Friday, April 8, 2011

Resilience, Intensification and Sustainable Cities

Traffic congestion of automobiles caused of pe...Image via WikipediaCities in search of resilience (Phil McDermott, Cities Matter, Feb. 3, 2011)

Also discussed here: What kind of Cities do we Want, Sustainable, Liveable or Resilient? (Owen McShane, newgeography, Mar. 12, 2011)

Today’s review comes from Auckland, New Zealand, just after its major earthquake and the earthquake and tsunami which affected much of northern Japan. Both events had major destructive impacts on cities in these countries despite advanced disaster preparativeness. One thinks of New Orleans after Hurricane Katrina or the prospects for earthquake-prone Vancouver, at the top of most lists of sustainable cities. Or, how often high population densities in urban cores are associated with high and increasing levels of traffic congestion and pollution.

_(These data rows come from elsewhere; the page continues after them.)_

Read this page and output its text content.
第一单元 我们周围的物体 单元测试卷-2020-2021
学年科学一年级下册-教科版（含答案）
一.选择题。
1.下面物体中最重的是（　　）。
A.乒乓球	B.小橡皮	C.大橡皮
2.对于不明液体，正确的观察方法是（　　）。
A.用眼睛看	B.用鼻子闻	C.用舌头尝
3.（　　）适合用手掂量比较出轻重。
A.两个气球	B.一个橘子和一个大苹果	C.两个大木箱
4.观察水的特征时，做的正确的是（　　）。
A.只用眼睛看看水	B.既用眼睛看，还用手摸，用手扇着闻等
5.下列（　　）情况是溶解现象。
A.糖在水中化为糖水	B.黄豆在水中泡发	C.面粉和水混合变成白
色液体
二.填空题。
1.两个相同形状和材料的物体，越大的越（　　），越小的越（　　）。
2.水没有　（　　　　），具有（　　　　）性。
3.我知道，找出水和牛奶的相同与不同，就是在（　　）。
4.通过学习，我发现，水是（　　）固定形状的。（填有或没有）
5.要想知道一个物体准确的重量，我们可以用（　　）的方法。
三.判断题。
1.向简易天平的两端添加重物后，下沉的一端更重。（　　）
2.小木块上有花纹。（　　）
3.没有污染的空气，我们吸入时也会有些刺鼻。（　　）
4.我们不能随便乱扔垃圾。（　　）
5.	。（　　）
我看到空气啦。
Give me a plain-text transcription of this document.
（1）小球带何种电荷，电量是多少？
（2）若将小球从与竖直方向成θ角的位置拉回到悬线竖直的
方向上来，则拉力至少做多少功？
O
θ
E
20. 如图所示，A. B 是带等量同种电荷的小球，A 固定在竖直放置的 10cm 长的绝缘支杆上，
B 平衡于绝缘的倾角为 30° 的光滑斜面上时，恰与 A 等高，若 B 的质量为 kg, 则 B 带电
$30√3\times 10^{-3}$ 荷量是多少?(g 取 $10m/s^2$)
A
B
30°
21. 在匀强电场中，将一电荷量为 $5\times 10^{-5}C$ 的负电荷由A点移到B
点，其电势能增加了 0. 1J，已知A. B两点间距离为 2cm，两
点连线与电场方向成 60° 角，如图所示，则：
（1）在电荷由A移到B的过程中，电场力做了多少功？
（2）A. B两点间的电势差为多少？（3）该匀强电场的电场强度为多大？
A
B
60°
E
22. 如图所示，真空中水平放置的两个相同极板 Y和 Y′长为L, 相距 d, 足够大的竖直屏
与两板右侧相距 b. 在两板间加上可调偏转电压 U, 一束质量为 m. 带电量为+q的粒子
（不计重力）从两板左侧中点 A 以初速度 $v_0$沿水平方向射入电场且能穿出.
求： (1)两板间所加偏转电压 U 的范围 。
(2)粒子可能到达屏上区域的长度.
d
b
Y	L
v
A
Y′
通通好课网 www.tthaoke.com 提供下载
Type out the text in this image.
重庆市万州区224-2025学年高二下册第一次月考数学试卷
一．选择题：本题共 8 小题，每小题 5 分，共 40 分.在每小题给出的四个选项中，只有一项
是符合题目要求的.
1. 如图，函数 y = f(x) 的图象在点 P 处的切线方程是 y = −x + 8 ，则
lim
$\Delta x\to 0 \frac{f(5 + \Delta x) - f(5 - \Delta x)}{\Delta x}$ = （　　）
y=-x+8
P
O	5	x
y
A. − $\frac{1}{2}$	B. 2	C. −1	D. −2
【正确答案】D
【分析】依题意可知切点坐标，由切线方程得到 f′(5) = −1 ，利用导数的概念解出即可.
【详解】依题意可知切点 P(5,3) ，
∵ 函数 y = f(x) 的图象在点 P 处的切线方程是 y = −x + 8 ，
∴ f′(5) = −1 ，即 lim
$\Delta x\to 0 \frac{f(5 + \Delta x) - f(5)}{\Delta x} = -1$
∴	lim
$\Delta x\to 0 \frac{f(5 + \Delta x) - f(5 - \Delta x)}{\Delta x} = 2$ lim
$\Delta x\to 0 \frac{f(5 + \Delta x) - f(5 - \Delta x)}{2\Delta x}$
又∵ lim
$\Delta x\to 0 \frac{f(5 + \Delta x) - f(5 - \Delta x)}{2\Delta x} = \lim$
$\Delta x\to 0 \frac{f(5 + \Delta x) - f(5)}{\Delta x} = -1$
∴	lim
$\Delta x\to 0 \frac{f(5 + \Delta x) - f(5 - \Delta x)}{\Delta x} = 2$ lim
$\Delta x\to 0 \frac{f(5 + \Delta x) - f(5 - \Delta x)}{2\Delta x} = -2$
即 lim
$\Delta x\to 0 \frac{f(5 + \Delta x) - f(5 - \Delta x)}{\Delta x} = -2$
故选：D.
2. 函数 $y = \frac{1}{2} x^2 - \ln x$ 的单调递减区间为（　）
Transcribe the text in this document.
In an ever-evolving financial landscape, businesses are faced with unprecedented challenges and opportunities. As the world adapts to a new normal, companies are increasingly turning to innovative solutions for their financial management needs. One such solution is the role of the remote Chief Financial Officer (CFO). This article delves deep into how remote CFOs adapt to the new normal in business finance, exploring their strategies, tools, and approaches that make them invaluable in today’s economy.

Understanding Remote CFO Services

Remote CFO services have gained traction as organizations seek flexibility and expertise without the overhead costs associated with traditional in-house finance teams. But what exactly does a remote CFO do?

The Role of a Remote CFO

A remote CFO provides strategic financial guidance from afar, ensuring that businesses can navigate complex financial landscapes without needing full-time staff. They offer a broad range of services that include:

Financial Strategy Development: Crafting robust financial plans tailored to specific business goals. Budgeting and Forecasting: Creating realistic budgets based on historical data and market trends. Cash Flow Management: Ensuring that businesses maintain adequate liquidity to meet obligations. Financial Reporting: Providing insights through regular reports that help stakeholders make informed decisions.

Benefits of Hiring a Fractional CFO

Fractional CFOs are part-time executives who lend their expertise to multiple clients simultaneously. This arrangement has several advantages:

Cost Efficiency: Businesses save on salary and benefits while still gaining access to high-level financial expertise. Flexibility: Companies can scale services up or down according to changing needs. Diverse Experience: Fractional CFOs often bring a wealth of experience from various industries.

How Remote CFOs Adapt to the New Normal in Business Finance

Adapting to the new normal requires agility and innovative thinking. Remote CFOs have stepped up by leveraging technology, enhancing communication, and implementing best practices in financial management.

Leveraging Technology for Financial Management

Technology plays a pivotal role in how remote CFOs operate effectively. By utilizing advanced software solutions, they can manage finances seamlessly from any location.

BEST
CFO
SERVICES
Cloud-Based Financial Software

Despite the many economic and environmental benefits, there are several cautions that need to be considered when urban planners try to make their cities more compact, especially as climate change raises the risk and intensity of more natural disasters in the future.

Key Quotes:

“Natural disturbances, whether geophysical (tsunami, earthquakes, mudslides) or climatic (flooding, hurricane strength winds, tidal surges), become disasters if they strike heavily populated centres”

Reasons to question urban compactness:
  • “It relies on sophisticated, centralised interdependent systems of services..greater capacity for disruption when any one part fails.
  • Poorly designed intensification reduces permeable surfaces, intensifying flood impacts.
  • Converting brownfield and even greenfield sites to housing or mixed use reduces the safety valve of open space
  • Crowding more people into smaller spaces around constrained road capacity reduces prospects for rapid evacuation
  • Lifting the density of buildings increases the consequential impacts of severe events by such things as the collapse of structures, the spread of fire, and the transmission of disease.
  • Mixing uses increases the risk of injury and destruction when people live close to premises where hazardous and flammable goods may be stored.
  • Reducing the space available reduces the capacity of people to fend for themselves, particularly if the consequences of a disruptive event are prolonged”
“smaller centres, within, on, or beyond the edges of large cities, with a full range of services and amenities and a high level of self sufficiency are likely to offer more resilience to communities than centralised, hierarchical and interdependent services stretched over the entire city”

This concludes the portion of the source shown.